Today the conversation was all about the state budget. About the importance of sticking together to advocate for the needs of families with young children. About holding legislators accountable for the promises they make to expand investments in child care. About notifying parents now that providers will close for a day next spring to lobby in Harrisburg.
Heady stuff. If there were providers in the room who doubt whether they’ll still be in business by then, they kept their doubts to themselves. Many haven’t been paid since June. Some have received only partial payments since the end of the fiscal year.
The story is familiar by now: without a current-year budget, the state hasn’t been able to pay the agencies it contracts with to provide child care for approximately 50,000 low-income children from 0-5 in Southeastern Pennsylvania. Depending on the population they serve, some child care providers receive as much as 90 percent of their income from these reimbursements.
What’s less well-known than the struggle in Harrisburg to pass a budget is the toll this struggle is taking on in neighborhoods. The woman sitting next to me this afternoon told me she hasn’t been paid by the state since June. When I asked how she’s managed she said she and her husband have exhausted their personal savings. Calmly, she told me they can last for one more week before they have to close. (A statewide survey conducted by the Pennsylvania Office for Child Development and Early Learning revealed that 31 percent of providers estimate they’ll be forced to close by the end of September if they don’t receive state funds.)

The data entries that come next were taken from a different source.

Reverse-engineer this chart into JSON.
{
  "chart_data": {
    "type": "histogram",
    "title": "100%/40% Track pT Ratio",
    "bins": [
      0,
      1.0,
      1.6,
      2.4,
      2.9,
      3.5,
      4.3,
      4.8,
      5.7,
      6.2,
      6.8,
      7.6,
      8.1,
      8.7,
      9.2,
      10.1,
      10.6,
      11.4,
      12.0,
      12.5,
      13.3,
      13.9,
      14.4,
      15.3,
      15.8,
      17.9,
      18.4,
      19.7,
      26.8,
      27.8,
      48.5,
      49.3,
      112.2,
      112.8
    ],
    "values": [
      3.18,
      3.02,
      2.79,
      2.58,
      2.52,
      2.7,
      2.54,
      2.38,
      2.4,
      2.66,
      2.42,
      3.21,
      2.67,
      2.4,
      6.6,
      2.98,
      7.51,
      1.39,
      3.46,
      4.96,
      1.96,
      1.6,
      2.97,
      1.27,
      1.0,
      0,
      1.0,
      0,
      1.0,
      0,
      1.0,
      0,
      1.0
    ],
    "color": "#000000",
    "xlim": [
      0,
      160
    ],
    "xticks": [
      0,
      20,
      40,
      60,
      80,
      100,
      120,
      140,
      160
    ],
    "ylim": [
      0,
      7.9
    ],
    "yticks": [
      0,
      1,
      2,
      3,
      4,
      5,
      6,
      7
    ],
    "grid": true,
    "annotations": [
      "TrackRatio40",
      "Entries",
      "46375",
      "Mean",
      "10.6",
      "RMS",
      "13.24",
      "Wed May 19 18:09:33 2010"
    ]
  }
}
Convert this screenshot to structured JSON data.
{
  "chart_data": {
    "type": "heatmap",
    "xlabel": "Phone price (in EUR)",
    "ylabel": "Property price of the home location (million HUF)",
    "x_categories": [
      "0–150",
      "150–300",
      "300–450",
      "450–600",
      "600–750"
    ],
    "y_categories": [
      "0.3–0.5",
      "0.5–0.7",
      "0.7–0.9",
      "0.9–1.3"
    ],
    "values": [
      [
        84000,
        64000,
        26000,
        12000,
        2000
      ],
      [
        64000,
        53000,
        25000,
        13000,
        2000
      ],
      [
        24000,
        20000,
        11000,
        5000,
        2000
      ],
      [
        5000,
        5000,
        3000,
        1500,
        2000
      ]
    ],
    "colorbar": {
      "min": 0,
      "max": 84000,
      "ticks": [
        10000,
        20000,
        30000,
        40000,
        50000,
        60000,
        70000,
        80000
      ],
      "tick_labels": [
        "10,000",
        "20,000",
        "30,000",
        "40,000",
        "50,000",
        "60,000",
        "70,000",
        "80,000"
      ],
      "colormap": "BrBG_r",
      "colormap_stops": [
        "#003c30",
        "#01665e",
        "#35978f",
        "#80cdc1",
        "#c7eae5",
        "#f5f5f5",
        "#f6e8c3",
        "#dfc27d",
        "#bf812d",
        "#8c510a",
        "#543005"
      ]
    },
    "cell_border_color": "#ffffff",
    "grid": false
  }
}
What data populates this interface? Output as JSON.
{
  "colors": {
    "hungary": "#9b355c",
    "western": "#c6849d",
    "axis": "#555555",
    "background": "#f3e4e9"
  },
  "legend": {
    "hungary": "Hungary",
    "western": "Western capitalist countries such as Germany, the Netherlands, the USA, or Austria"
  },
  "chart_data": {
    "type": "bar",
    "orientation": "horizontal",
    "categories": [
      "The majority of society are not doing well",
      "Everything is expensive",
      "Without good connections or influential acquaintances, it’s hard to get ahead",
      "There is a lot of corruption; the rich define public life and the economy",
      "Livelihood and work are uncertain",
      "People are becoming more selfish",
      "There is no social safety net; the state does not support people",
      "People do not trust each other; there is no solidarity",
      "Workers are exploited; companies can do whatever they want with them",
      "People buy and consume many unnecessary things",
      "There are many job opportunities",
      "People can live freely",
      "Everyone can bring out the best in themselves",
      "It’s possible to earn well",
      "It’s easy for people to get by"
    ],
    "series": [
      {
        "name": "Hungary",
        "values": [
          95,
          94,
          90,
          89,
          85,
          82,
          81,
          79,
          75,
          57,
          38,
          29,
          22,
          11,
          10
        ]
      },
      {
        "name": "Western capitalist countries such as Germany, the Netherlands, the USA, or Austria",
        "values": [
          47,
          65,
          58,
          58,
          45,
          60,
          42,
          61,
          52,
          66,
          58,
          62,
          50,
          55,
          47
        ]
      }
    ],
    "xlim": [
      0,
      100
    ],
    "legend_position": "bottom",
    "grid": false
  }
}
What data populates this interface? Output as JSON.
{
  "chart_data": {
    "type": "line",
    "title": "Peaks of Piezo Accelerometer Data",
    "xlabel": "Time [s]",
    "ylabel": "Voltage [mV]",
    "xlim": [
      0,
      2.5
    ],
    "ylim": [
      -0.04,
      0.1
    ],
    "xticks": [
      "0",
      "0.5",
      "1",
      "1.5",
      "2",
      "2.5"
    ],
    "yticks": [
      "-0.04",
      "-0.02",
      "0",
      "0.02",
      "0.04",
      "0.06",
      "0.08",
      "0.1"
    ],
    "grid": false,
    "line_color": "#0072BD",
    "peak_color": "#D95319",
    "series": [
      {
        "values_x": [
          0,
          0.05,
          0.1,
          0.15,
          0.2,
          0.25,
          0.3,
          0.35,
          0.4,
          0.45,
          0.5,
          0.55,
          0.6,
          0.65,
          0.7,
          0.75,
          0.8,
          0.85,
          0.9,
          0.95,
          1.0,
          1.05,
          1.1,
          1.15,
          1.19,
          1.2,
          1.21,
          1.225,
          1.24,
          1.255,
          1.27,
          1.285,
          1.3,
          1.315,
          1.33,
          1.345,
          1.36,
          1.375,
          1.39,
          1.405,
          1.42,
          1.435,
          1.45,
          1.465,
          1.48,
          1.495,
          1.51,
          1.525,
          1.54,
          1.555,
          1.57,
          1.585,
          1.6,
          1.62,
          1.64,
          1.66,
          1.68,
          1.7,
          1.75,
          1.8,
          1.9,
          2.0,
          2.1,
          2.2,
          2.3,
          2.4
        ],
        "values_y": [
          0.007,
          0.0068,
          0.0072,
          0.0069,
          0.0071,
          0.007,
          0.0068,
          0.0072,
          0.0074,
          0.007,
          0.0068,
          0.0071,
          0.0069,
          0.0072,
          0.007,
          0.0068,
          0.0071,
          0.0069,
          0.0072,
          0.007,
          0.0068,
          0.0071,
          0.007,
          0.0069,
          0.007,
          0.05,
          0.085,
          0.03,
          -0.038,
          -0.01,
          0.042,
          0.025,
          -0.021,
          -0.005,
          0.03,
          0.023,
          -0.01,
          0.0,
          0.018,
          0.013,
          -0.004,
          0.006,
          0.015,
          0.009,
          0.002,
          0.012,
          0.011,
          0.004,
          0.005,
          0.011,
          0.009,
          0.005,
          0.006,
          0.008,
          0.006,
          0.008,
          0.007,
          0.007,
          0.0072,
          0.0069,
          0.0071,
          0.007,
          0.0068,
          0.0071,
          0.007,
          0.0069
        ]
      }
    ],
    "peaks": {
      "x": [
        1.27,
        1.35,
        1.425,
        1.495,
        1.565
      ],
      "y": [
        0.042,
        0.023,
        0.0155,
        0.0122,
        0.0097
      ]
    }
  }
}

A number of providers at the meeting have taken out second mortgages on their homes. Some are collecting unemployment and volunteering at their centers. One woman stopped making car payments. Even after state money starts to flow gain, it won’t compensate them for the interest paid on loans, late fees, higher unemployment compensation rates and other fees they’re incurring as a result of this crisis. Still, the discussion stayed focused on solving problems and moving forward.
Then a guest speaker was introduced from the Philadelphia Unemployment Project. He began by talking about resources to help families that are struggling. Then he spoke about mortgage foreclosure, encouraging providers to refer families they work with to various foreclosure diversion programs. He emphasized that there’s no shame in asking for help, and even allowed that “some of you may even be struggling with this.”
A woman raised her hand and asked a “hypothetical” question about renegotiating the terms of a loan. Only it became clear that the question wasn’t hypothetical. Others asked specific questions – too specific to be asking on behalf of friends and neighbors.
If these (mostly) women were strictly in it for the money, they would have closed down weeks ago. But they’ve kept their doors open -- often at great personal sacrifice -- because they care about kids in their communities. Because they know families would have no where else to turn. Because they believe every child has the right to show up on the first day of kindergarten ready to learn.
Please honor their beliefs, hard work and efforts to keep moving forward by urging your legislators to enact this budget quickly.